Cardinal Becciu, who appears likely to retain his title, has not been accused directly of wrongdoing in the matter.
On hearing of the resignation on Friday morning, Australian time, Cardinal Pell told The Weekend Australian: “The Holy Father was elected to clean up Vatican finances. He plays a long game and is to be congratulated on recent developments. I hope the clean-ups of the Augean stables continue, both in the Vatican and in Victoria’.’
In 2016 and 2017, the then-archbishop Becciu led the “old guard’s’’ opposition to the financial clean-up, thwarting the reform process at every turn. In 2016, The Australian reported that he announced the suspension of an audit of Vatican finances by PricewaterhouseCoopers. He had also instructed staff they did not have to provide documentation to the auditors. The church then appointed Libero Milone, a former chairman and chief executive of Deloitte in Italy, as Vatican auditor. But in September 2017, archbishop Becciu was involved in a public slanging match with Mr Milone, who had been sacked a few months earlier.
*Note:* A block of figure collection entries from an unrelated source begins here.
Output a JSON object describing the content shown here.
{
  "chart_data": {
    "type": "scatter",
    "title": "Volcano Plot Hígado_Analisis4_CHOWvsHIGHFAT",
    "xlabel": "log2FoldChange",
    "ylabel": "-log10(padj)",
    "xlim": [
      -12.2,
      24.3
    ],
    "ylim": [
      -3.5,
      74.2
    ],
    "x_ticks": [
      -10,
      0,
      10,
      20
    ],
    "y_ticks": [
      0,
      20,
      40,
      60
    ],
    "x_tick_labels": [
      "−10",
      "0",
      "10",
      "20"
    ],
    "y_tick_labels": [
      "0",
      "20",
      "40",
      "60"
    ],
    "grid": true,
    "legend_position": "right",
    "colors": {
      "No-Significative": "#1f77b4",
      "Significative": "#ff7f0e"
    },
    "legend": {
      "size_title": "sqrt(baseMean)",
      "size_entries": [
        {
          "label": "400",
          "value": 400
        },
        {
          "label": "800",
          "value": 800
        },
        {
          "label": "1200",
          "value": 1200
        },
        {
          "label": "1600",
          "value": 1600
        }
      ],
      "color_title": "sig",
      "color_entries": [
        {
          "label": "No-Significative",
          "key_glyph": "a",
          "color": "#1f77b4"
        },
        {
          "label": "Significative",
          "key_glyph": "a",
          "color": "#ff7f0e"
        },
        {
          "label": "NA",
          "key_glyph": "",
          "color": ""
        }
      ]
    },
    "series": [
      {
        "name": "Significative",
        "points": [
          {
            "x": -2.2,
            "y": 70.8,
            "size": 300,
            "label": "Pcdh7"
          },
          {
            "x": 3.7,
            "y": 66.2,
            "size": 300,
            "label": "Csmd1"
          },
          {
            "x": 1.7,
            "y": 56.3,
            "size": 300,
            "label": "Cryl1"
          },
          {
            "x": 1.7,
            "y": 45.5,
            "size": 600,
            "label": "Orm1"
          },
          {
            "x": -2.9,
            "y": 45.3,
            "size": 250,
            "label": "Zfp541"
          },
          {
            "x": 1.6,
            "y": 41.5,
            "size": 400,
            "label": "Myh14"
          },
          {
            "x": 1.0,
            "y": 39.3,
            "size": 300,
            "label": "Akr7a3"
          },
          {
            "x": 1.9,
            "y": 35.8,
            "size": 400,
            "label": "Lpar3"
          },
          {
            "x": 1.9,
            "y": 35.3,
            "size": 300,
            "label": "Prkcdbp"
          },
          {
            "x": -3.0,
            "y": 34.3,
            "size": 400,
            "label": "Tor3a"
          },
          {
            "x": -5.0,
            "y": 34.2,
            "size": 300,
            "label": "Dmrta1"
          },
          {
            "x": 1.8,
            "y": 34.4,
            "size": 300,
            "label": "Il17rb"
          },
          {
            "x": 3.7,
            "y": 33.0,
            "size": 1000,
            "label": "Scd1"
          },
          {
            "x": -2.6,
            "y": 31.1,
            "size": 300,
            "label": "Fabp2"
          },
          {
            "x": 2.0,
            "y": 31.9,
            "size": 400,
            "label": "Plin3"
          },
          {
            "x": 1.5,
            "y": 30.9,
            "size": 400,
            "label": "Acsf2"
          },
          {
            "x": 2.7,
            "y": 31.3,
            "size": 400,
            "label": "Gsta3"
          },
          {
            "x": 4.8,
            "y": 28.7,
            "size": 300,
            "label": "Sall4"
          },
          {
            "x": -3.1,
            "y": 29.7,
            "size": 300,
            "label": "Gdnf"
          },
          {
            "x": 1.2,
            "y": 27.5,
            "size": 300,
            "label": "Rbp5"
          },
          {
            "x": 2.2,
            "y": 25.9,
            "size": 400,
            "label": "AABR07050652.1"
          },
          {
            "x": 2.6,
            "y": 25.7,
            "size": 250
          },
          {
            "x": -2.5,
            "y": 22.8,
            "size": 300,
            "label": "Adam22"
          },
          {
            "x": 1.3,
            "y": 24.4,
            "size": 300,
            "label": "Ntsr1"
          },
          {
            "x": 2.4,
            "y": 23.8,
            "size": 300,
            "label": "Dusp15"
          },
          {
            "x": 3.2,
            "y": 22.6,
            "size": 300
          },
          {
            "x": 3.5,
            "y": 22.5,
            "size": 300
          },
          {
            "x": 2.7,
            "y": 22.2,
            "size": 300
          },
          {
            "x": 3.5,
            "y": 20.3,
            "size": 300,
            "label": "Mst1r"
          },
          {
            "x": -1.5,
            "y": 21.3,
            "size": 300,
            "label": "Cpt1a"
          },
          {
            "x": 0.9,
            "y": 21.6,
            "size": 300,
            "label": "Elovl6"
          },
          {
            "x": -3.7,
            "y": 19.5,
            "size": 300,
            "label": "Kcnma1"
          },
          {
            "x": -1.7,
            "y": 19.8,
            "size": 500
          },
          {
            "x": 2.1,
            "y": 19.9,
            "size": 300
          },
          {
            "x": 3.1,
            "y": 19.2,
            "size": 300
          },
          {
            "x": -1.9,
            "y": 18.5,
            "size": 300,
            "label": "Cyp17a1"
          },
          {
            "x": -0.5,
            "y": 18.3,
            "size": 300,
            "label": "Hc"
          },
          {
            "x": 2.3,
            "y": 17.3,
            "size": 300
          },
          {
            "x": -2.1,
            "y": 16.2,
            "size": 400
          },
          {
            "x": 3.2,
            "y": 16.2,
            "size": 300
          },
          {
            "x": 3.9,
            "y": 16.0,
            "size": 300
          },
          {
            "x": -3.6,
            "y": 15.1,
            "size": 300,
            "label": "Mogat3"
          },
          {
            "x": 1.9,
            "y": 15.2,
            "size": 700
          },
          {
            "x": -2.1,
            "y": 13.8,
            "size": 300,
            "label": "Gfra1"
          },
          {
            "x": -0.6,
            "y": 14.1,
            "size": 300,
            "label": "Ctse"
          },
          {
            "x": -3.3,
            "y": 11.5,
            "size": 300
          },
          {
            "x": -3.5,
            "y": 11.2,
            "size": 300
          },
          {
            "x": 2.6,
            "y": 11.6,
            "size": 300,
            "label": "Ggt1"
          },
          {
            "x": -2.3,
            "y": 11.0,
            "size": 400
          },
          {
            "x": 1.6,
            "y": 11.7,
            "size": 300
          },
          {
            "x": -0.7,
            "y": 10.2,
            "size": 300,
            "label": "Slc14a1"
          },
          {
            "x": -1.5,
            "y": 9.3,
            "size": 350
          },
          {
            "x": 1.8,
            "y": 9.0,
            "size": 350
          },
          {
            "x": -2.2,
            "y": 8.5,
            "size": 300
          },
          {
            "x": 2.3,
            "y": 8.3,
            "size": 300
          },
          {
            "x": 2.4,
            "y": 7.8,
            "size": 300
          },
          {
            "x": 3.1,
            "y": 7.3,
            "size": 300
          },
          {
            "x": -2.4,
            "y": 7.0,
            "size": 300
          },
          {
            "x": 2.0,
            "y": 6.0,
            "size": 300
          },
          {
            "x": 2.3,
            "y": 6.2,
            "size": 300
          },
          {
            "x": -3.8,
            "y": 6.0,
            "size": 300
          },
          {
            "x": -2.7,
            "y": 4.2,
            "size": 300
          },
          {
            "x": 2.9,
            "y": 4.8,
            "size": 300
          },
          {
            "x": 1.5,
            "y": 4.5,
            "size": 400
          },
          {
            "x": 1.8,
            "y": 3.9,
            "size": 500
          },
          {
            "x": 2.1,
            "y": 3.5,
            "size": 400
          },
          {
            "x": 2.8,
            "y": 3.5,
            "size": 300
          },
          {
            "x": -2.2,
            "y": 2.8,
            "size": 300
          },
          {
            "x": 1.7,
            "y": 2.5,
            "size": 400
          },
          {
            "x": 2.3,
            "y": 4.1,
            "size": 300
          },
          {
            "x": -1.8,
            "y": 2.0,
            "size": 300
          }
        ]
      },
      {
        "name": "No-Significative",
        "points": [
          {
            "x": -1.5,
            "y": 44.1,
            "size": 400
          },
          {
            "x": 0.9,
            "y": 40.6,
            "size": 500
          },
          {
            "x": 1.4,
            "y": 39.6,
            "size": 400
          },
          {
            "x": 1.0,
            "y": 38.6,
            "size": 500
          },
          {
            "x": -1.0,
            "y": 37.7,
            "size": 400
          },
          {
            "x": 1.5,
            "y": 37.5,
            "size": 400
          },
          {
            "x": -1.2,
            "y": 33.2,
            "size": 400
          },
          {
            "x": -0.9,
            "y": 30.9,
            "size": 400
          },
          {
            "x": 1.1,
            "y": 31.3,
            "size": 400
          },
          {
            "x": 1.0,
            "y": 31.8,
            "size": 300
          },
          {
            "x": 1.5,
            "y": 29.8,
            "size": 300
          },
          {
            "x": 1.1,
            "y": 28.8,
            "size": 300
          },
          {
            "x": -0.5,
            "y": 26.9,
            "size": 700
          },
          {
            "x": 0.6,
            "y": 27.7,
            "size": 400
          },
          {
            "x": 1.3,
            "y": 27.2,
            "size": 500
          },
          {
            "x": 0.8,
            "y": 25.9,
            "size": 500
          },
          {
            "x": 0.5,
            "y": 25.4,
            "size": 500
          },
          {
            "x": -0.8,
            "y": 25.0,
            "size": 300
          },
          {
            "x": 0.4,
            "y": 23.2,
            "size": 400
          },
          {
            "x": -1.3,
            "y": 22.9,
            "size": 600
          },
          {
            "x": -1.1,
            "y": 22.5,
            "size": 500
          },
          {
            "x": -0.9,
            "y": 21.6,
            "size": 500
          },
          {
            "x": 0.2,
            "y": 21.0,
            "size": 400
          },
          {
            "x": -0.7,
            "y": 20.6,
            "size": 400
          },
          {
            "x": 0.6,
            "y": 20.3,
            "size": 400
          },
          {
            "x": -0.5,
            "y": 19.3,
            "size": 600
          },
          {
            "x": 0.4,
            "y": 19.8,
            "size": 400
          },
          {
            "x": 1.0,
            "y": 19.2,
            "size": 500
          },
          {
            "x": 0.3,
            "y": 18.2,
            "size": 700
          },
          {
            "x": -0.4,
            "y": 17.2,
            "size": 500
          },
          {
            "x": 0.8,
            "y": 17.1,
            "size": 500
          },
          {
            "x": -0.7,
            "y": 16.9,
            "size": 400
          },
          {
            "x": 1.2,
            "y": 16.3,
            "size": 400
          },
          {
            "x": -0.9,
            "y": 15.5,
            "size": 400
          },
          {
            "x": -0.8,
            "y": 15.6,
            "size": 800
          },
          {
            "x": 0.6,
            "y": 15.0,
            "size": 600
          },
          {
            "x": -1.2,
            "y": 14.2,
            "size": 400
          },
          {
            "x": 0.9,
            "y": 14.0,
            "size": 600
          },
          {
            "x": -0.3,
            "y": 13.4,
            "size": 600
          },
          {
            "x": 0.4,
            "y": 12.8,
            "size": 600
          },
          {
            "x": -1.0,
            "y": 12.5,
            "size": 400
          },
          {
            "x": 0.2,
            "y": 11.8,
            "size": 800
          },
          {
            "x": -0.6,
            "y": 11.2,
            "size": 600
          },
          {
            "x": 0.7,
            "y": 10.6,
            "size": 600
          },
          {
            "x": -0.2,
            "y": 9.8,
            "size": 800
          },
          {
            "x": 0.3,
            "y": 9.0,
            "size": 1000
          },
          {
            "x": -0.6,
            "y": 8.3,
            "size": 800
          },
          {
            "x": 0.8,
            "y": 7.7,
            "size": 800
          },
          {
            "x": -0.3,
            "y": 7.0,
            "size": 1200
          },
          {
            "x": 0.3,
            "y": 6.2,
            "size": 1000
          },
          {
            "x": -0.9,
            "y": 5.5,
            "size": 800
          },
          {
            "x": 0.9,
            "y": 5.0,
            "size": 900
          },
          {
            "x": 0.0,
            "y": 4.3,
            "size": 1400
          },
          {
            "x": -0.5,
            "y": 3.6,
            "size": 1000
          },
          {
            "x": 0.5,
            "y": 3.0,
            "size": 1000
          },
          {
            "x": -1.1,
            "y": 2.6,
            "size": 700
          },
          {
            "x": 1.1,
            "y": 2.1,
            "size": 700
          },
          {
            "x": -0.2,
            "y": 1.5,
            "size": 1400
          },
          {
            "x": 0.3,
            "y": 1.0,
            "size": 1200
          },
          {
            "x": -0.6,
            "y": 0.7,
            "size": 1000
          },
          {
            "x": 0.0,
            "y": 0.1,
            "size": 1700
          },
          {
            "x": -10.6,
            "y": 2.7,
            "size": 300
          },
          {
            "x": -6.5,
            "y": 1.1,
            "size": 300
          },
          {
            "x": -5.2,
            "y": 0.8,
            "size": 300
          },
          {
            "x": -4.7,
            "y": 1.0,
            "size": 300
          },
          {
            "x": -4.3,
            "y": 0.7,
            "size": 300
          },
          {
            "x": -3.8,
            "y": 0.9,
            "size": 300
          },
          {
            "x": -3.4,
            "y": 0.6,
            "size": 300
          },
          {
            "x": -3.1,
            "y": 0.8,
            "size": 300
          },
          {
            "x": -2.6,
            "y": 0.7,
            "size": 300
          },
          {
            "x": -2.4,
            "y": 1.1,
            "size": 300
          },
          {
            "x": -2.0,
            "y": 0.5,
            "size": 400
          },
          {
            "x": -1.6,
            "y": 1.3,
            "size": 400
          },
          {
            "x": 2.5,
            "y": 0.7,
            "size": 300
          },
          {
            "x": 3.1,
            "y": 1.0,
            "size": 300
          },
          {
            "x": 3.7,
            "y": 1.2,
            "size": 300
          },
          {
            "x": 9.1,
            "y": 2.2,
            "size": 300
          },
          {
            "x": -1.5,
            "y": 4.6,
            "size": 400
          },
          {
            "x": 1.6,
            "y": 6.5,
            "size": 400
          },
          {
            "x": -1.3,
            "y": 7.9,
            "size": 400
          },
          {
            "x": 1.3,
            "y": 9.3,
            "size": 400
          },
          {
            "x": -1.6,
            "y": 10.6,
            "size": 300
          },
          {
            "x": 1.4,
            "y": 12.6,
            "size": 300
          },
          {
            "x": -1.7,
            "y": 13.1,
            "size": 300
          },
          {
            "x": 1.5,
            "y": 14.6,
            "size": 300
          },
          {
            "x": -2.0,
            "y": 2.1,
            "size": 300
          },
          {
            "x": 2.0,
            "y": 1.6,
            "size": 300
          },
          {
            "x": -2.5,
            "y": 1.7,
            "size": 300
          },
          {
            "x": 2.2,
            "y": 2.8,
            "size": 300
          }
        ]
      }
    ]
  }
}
At a press conference at his lawyer’s office in Rome, Mr Milone said he was forced to step down as a result of trumped-up accusations of spying after he discovered evidence of possible illegal activity. He also said the “old guard” in the Vatican wanted to slow down the Pope’s reform efforts. Archbishop Becciu hit back, stating Mr Milone “was spying on the private lives of his superiors and staff, including me” and “if he had not agreed to resign, we would have prosecuted him”. Mr Milone, had no need to spy. Investigating finances and officials was his job.
Last November, Cardinal Becciu lashed out on Twitter at articles by members of the Vatican press corps about the London property speculation “claiming my involvement in financial impropriety ‘discovered’ by Cardinal Pell. I am shocked by such a way of convincing readers!’’
As The Australian reported, Cardinal Becciu also defended the diversion of “Peter’s Pence’’ donations by Catholics around the world for the Pope to use for charity into property investment. The manner of Cardinal Becciu’s public disgrace is extremely rare. In 2018, Theodore McCarrick, a former archbishop of Washington and a prime mover in the Vatican’s controversial deal with the Chinese Communist Party, resigned from the College of Cardinals after a church investigation found claims he had sexually abused a minor in the 1970s were credible. The next year, after a Vatican trial found him guilty of sexual abuse and misconduct, he was defrocked from the priesthood.
In 2015, the late Scottish cardinal Keith O’Brien renounced the rights and privileges of cardinal — including the right to vote in conclaves — but retained his title after an investigation into allegations that he had sexually harassed adult seminarians in the 1980s.